Oui. U2 est bien plus que cela. Il faut remettre le groupe dans un contexte où l’Irlande des années 80 comptait 70% de chômeurs, il n’y avait pas d’argent. Et U2 est le plus gros truc sorti du pays à cette période. Et qu’on les aime ou pas, c’est un groupe dont nous sommes très fiers. Et surtout, ils ne chantaient pas une musique pop mielleuse. Ils parlaient du vrai monde. Je n’aime plus trop ce qu’ils font maintenant, mais il faut reconnaître la qualité de leur travail dans les années 80 et le début des années 90. Une époque où l’on pouvait être grand public et être un bon groupe. Il faut bien comprendre la fierté que nous avons envers ce groupe, car c’est la meilleure chose sortie de ce pays.
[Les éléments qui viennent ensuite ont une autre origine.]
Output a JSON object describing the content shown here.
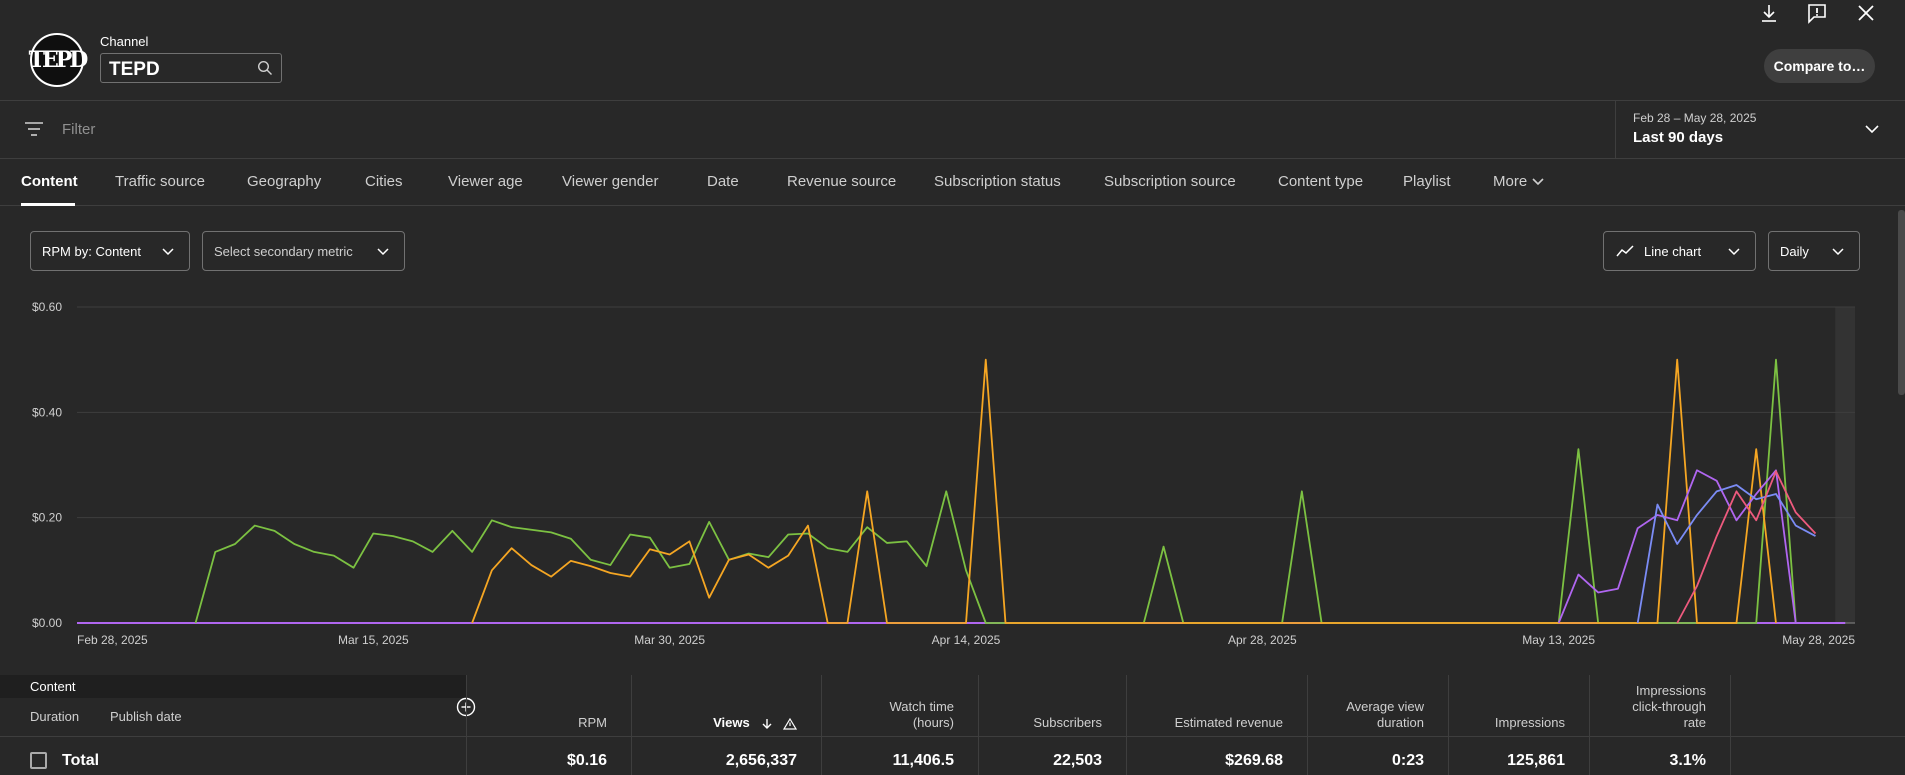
{
  "header": {
    "channel_label": "Channel",
    "channel_name": "TEPD",
    "logo_text": "TEPD",
    "compare_label": "Compare to…",
    "icons": [
      "download-icon",
      "feedback-icon",
      "close-icon",
      "search-icon"
    ]
  },
  "filter": {
    "placeholder": "Filter",
    "date_range": "Feb 28 – May 28, 2025",
    "date_preset": "Last 90 days"
  },
  "tabs": [
    {
      "label": "Content"
    },
    {
      "label": "Traffic source"
    },
    {
      "label": "Geography"
    },
    {
      "label": "Cities"
    },
    {
      "label": "Viewer age"
    },
    {
      "label": "Viewer gender"
    },
    {
      "label": "Date"
    },
    {
      "label": "Revenue source"
    },
    {
      "label": "Subscription status"
    },
    {
      "label": "Subscription source"
    },
    {
      "label": "Content type"
    },
    {
      "label": "Playlist"
    },
    {
      "label": "More"
    }
  ],
  "controls": {
    "primary_metric": "RPM by: Content",
    "secondary_metric": "Select secondary metric",
    "chart_type": "Line chart",
    "granularity": "Daily"
  },
  "chart_data": {
    "type": "line",
    "x_ticks": [
      "Feb 28, 2025",
      "Mar 15, 2025",
      "Mar 30, 2025",
      "Apr 14, 2025",
      "Apr 28, 2025",
      "May 13, 2025",
      "May 28, 2025"
    ],
    "y_ticks": [
      "$0.00",
      "$0.20",
      "$0.40",
      "$0.60"
    ],
    "ylim": [
      0,
      0.6
    ],
    "days": 90,
    "grid": true,
    "colors": {
      "green": "#7cc142",
      "orange": "#f5a623",
      "purple": "#b066f0",
      "blue": "#7b8cf5",
      "pink": "#ee5a7e"
    },
    "series": [
      {
        "color": "#7cc142",
        "points": [
          [
            6,
            0
          ],
          [
            7,
            0.135
          ],
          [
            8,
            0.15
          ],
          [
            9,
            0.185
          ],
          [
            10,
            0.175
          ],
          [
            11,
            0.15
          ],
          [
            12,
            0.135
          ],
          [
            13,
            0.128
          ],
          [
            14,
            0.105
          ],
          [
            15,
            0.17
          ],
          [
            16,
            0.165
          ],
          [
            17,
            0.155
          ],
          [
            18,
            0.135
          ],
          [
            19,
            0.175
          ],
          [
            20,
            0.135
          ],
          [
            21,
            0.195
          ],
          [
            22,
            0.182
          ],
          [
            23,
            0.177
          ],
          [
            24,
            0.172
          ],
          [
            25,
            0.16
          ],
          [
            26,
            0.12
          ],
          [
            27,
            0.11
          ],
          [
            28,
            0.168
          ],
          [
            29,
            0.162
          ],
          [
            30,
            0.105
          ],
          [
            31,
            0.112
          ],
          [
            32,
            0.192
          ],
          [
            33,
            0.12
          ],
          [
            34,
            0.132
          ],
          [
            35,
            0.125
          ],
          [
            36,
            0.168
          ],
          [
            37,
            0.17
          ],
          [
            38,
            0.142
          ],
          [
            39,
            0.135
          ],
          [
            40,
            0.182
          ],
          [
            41,
            0.152
          ],
          [
            42,
            0.155
          ],
          [
            43,
            0.108
          ],
          [
            44,
            0.25
          ],
          [
            45,
            0.1
          ],
          [
            46,
            0
          ],
          [
            54,
            0
          ],
          [
            55,
            0.145
          ],
          [
            56,
            0
          ],
          [
            61,
            0
          ],
          [
            62,
            0.25
          ],
          [
            63,
            0
          ],
          [
            75,
            0
          ],
          [
            76,
            0.33
          ],
          [
            77,
            0
          ],
          [
            85,
            0
          ],
          [
            86,
            0.5
          ],
          [
            87,
            0
          ]
        ]
      },
      {
        "color": "#f5a623",
        "points": [
          [
            20,
            0
          ],
          [
            21,
            0.1
          ],
          [
            22,
            0.142
          ],
          [
            23,
            0.11
          ],
          [
            24,
            0.088
          ],
          [
            25,
            0.118
          ],
          [
            26,
            0.108
          ],
          [
            27,
            0.095
          ],
          [
            28,
            0.088
          ],
          [
            29,
            0.14
          ],
          [
            30,
            0.13
          ],
          [
            31,
            0.155
          ],
          [
            32,
            0.048
          ],
          [
            33,
            0.12
          ],
          [
            34,
            0.13
          ],
          [
            35,
            0.105
          ],
          [
            36,
            0.128
          ],
          [
            37,
            0.185
          ],
          [
            38,
            0
          ],
          [
            39,
            0
          ],
          [
            40,
            0.25
          ],
          [
            41,
            0
          ],
          [
            45,
            0
          ],
          [
            46,
            0.5
          ],
          [
            47,
            0
          ],
          [
            80,
            0
          ],
          [
            81,
            0.5
          ],
          [
            82,
            0
          ],
          [
            84,
            0
          ],
          [
            85,
            0.33
          ],
          [
            86,
            0
          ]
        ]
      },
      {
        "color": "#b066f0",
        "points": [
          [
            75,
            0
          ],
          [
            76,
            0.092
          ],
          [
            77,
            0.058
          ],
          [
            78,
            0.065
          ],
          [
            79,
            0.18
          ],
          [
            80,
            0.205
          ],
          [
            81,
            0.195
          ],
          [
            82,
            0.29
          ],
          [
            83,
            0.27
          ],
          [
            84,
            0.195
          ],
          [
            85,
            0.245
          ],
          [
            86,
            0.29
          ],
          [
            87,
            0
          ]
        ]
      },
      {
        "color": "#7b8cf5",
        "points": [
          [
            79,
            0
          ],
          [
            80,
            0.225
          ],
          [
            81,
            0.15
          ],
          [
            82,
            0.205
          ],
          [
            83,
            0.25
          ],
          [
            84,
            0.262
          ],
          [
            85,
            0.235
          ],
          [
            86,
            0.245
          ],
          [
            87,
            0.185
          ],
          [
            88,
            0.165
          ]
        ]
      },
      {
        "color": "#ee5a7e",
        "points": [
          [
            81,
            0
          ],
          [
            82,
            0.07
          ],
          [
            83,
            0.165
          ],
          [
            84,
            0.25
          ],
          [
            85,
            0.195
          ],
          [
            86,
            0.288
          ],
          [
            87,
            0.21
          ],
          [
            88,
            0.17
          ]
        ]
      }
    ]
  },
  "table": {
    "section_label": "Content",
    "sub_headers": [
      "Duration",
      "Publish date"
    ],
    "columns": [
      {
        "label": "RPM"
      },
      {
        "label": "Views"
      },
      {
        "label": "Watch time (hours)"
      },
      {
        "label": "Subscribers"
      },
      {
        "label": "Estimated revenue"
      },
      {
        "label": "Average view duration"
      },
      {
        "label": "Impressions"
      },
      {
        "label": "Impressions click-through rate"
      }
    ],
    "total_label": "Total",
    "totals": [
      "$0.16",
      "2,656,337",
      "11,406.5",
      "22,503",
      "$269.68",
      "0:23",
      "125,861",
      "3.1%"
    ]
  }
}
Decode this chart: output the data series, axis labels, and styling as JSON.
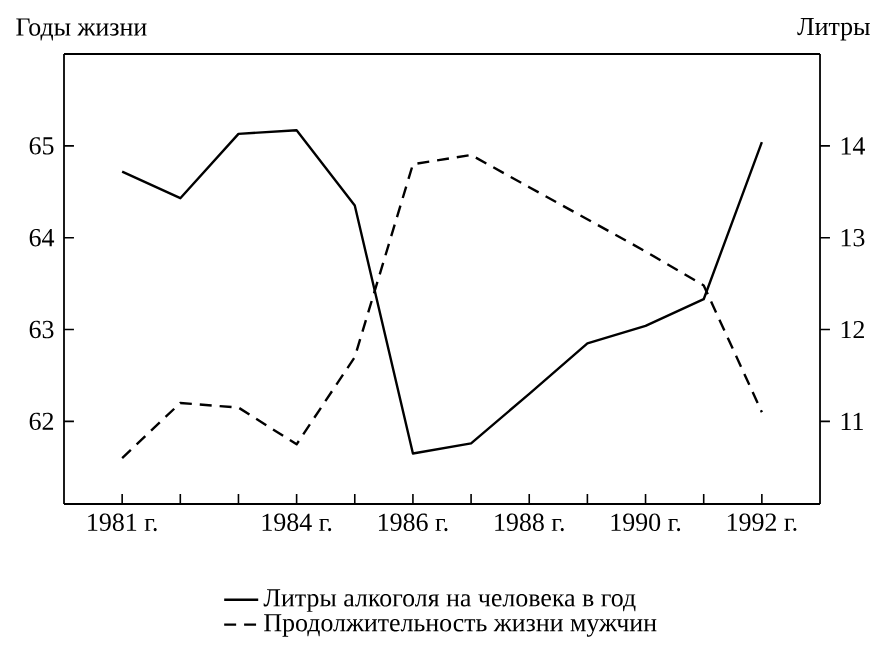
{
  "chart_data": {
    "type": "line",
    "ylabel": "Годы жизни",
    "y2label": "Литры",
    "x": [
      1981,
      1982,
      1983,
      1984,
      1985,
      1986,
      1987,
      1988,
      1989,
      1990,
      1991,
      1992
    ],
    "series": [
      {
        "name": "Литры алкоголя на человека в год",
        "color": "#000000",
        "line_style": "solid",
        "axis": "y2",
        "values": [
          13.72,
          13.43,
          14.13,
          14.17,
          13.35,
          10.65,
          10.76,
          11.3,
          11.85,
          12.04,
          12.33,
          14.04
        ]
      },
      {
        "name": "Продолжительность жизни мужчин",
        "color": "#000000",
        "line_style": "dashed",
        "axis": "y",
        "values": [
          61.6,
          62.2,
          62.15,
          61.75,
          62.7,
          64.8,
          64.9,
          64.55,
          64.2,
          63.85,
          63.48,
          62.1
        ]
      }
    ],
    "xlim": [
      1980,
      1993
    ],
    "xticks": [
      {
        "value": 1981,
        "label": "1981 г."
      },
      {
        "value": 1982,
        "label": null
      },
      {
        "value": 1983,
        "label": null
      },
      {
        "value": 1984,
        "label": "1984 г."
      },
      {
        "value": 1985,
        "label": null
      },
      {
        "value": 1986,
        "label": "1986 г."
      },
      {
        "value": 1987,
        "label": null
      },
      {
        "value": 1988,
        "label": "1988 г."
      },
      {
        "value": 1989,
        "label": null
      },
      {
        "value": 1990,
        "label": "1990 г."
      },
      {
        "value": 1991,
        "label": null
      },
      {
        "value": 1992,
        "label": "1992 г."
      }
    ],
    "ylim": [
      61.1,
      66.0
    ],
    "yticks": [
      62,
      63,
      64,
      65
    ],
    "y2lim": [
      10.1,
      15.0
    ],
    "y2ticks": [
      11,
      12,
      13,
      14
    ],
    "grid": false,
    "legend": "bottom",
    "marker": "none"
  }
}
Et comment est la situation pour vous ?
C’est plus complexe. Si l’Angleterre est le 53ème Etat américain, l’Irlande est le 54ème. On est coincé entre l’Angleterre et les Etats-Unis. Quand dans les années 94-95, la presse a dit que le metal était mort, les gens y ont cru, et ne venaient plus aux concerts. Maintenant, il y a toute une nouvelle génération qui se fout de savoir si tu es underground ou non.  Mais bon, on ne fait jamais vraiment de tournées chez nous, on ne vend pas beaucoup, on ne parle pas de nous dans les magazines, on ne passe pas en radio. Mais c’est quand même mieux qu’il y a dix ans.

Ça ne te fait pas bizarre d’être plus connu en dehors de chez toi que dans ton propre pays ?
Non, pas vraiment. On n’y pense pas trop.

Mais tu parles quand même tout le temps d’Irlande dans ta musique…
C’est vrai. Mais tu sais, les fans de Slayer, Megadeth ou Metallica ne nous connaissent toujours pas, on a commencé à entendre parler de nous il y a trois ans. On est encore un groupe underground. Même les promoteurs ici ne nous font pas jouer en première partie de ces groupes. Le plus gros show que nous ayons pu faire ici était devant un millier de personnes en première partie d’Opeth. Et encore, le promoteur était un ami. Un promoteur plus gros, tu peux oublier. Ça n’intéresse personne d’aider. Un truc tout bête qui résume assez bien tout ça. Chez nous, nous avons un ministre pour l’art et le tourisme. Pas un pour l’art. Un pour les deux. Mais bon, nous jouons quand même dans plein de petits clubs en Irlande (rire). C’est déjà ça.